CloudWatch Agent Quickstart Guide

Implementing CloudWatch host-based metrics on AWS EC2 instances

author avatar

By James

CloudWatch Agent Quickstart Guide

The purpose of this quick-start guide is to help system administrators, and developers get the AWS CloudWatch Agent installed, configured, and running on an active EC2 instance as quickly as possible. This guide is not a comprehensive guide on CloudWatch metrics. The AWS CloudWatch Agent supports on-premise servers, Linux, and Windows operating systems. However, this guide only covers Linux on EC2 instances. These instructions are a starting point for host-based metrics on EC2 and not intended to be a guide on how to monitor production systems. For more information on topics not covered here, please refer to the AWS Documentation.

Why install the Cloud Watch Agent?

By default, AWS automatically provides 17 CloudWatch Metrics: StatusCheckFailed_System, StatusCheckFailed_Instance, StatusCheckFailed, NetworkPacketsIn, NetworkPacketsOut, CPUUtilization, MetadataNoToken, NetworkIn, NetworkOut, DiskReadBytes, DiskWriteBytes, DiskReadOps, DiskWriteOps, CPUCreditUsage, CPUCreditBalance, CPUSurplusCreditBalance, CPUSurplusCreditsCharged

The AWS CLI can be used to list the names of these metrics:

1
2
3

aws cloudwatch list-metrics --namespace AWS/EC2 \
  --dimensions Name=InstanceId,Value=instance-id \
  --query 'Metrics[*].[MetricName]' --output text

Replace “instance-id” with the instance id of one of your EC2 instances.

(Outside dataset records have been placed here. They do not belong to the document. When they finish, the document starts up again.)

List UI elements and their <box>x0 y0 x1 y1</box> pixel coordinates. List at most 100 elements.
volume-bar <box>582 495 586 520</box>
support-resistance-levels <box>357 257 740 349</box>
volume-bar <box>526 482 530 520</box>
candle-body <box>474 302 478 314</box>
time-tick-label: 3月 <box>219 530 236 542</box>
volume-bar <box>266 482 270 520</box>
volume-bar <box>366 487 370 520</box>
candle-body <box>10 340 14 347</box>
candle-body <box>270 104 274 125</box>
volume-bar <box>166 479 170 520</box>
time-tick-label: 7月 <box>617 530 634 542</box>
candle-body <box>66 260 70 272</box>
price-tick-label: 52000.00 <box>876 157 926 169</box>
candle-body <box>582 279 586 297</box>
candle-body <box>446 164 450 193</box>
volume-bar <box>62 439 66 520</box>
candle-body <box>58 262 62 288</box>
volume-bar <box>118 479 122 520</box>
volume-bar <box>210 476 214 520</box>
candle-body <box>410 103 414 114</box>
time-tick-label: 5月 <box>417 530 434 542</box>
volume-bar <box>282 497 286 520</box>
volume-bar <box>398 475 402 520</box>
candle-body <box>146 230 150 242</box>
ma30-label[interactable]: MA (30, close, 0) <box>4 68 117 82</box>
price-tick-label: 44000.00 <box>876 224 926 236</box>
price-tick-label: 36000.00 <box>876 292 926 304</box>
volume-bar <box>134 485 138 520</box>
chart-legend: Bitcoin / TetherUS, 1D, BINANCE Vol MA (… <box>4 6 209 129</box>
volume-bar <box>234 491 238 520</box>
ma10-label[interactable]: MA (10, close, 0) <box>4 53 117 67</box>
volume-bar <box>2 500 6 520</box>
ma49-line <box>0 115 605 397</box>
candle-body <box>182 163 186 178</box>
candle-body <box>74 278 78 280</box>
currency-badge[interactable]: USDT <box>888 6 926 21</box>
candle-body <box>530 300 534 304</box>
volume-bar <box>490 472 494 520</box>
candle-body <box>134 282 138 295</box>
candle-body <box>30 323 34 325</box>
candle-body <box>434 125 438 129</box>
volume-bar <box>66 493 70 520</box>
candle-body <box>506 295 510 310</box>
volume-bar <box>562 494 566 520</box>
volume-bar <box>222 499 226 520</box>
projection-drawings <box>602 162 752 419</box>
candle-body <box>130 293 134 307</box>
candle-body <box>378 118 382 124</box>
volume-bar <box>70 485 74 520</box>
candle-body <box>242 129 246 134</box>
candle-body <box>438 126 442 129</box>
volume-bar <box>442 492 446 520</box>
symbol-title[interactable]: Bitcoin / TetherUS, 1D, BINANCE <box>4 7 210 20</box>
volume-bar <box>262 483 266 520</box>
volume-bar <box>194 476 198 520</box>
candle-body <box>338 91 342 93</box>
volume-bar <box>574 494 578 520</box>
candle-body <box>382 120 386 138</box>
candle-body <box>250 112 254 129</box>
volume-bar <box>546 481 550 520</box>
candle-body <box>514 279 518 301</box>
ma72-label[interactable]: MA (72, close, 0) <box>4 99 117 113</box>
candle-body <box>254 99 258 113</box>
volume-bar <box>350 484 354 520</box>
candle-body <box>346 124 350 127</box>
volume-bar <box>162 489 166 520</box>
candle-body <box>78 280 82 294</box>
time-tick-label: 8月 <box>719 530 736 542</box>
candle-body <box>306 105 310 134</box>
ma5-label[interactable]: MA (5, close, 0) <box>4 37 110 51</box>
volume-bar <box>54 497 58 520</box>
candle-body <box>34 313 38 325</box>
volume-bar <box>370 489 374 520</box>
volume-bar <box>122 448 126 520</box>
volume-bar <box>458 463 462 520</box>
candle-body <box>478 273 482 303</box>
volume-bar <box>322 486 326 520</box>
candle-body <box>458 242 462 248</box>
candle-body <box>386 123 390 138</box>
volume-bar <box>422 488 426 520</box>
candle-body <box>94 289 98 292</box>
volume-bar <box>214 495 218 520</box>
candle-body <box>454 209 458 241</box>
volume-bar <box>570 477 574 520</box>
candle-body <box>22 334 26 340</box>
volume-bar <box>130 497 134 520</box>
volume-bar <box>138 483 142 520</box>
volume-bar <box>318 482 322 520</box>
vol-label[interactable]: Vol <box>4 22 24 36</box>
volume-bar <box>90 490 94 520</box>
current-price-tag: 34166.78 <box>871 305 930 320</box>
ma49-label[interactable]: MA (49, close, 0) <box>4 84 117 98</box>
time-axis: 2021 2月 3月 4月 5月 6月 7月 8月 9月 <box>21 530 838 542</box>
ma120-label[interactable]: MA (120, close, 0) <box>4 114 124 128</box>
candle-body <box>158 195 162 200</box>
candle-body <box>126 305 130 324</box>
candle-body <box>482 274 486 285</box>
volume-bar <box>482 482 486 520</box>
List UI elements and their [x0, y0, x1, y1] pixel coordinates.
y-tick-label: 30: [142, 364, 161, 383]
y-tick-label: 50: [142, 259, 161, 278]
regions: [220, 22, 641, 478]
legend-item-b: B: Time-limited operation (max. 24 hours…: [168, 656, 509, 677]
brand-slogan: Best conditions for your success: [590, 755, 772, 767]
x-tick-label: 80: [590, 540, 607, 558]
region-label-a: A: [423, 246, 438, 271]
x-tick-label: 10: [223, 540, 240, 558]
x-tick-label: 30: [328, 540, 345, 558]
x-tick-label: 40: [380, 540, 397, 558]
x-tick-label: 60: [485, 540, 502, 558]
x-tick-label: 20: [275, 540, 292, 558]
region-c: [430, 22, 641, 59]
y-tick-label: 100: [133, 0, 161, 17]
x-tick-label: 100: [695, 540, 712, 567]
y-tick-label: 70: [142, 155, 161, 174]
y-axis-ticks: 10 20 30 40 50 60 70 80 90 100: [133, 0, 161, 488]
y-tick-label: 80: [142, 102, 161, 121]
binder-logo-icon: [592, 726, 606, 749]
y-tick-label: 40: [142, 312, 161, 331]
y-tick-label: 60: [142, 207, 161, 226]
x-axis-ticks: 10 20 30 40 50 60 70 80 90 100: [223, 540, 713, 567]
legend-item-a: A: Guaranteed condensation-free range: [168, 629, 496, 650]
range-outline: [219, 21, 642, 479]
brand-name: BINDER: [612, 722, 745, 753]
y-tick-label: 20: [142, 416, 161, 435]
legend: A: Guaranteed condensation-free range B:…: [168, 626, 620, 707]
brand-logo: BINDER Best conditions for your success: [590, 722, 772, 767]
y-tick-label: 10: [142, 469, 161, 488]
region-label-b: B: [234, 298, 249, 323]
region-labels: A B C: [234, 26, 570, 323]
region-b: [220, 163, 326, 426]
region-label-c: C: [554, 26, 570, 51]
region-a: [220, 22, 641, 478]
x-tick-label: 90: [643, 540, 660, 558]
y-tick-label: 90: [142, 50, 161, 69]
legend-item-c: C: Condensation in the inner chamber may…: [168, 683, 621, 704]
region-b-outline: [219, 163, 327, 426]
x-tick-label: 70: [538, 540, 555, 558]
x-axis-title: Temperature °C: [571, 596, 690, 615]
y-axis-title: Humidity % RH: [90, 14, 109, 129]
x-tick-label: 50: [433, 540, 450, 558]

Refer to the AWS documentation for a full description of the metrics.

Operating system based metrics like memory utilization, disk space usage, and system load are not available by default. Monitoring these and other metrics is crucial to accessing the health of a server. EC2 instances are virtual machines, and the hypervisor of the host machine running the EC2 instances does not have access to the operating system running on the virtual machine, nor does it have access to host-level metrics provided by the operating system running within the virtual machine. For CloudWatch to have access to the host level metrics within an EC2 instance, a script or application running on the EC2 instance must send the metrics to CloudWatch. AWS recommends using the Cloud Watch agent to collect metrics and logs instead of using the monitoring scripts.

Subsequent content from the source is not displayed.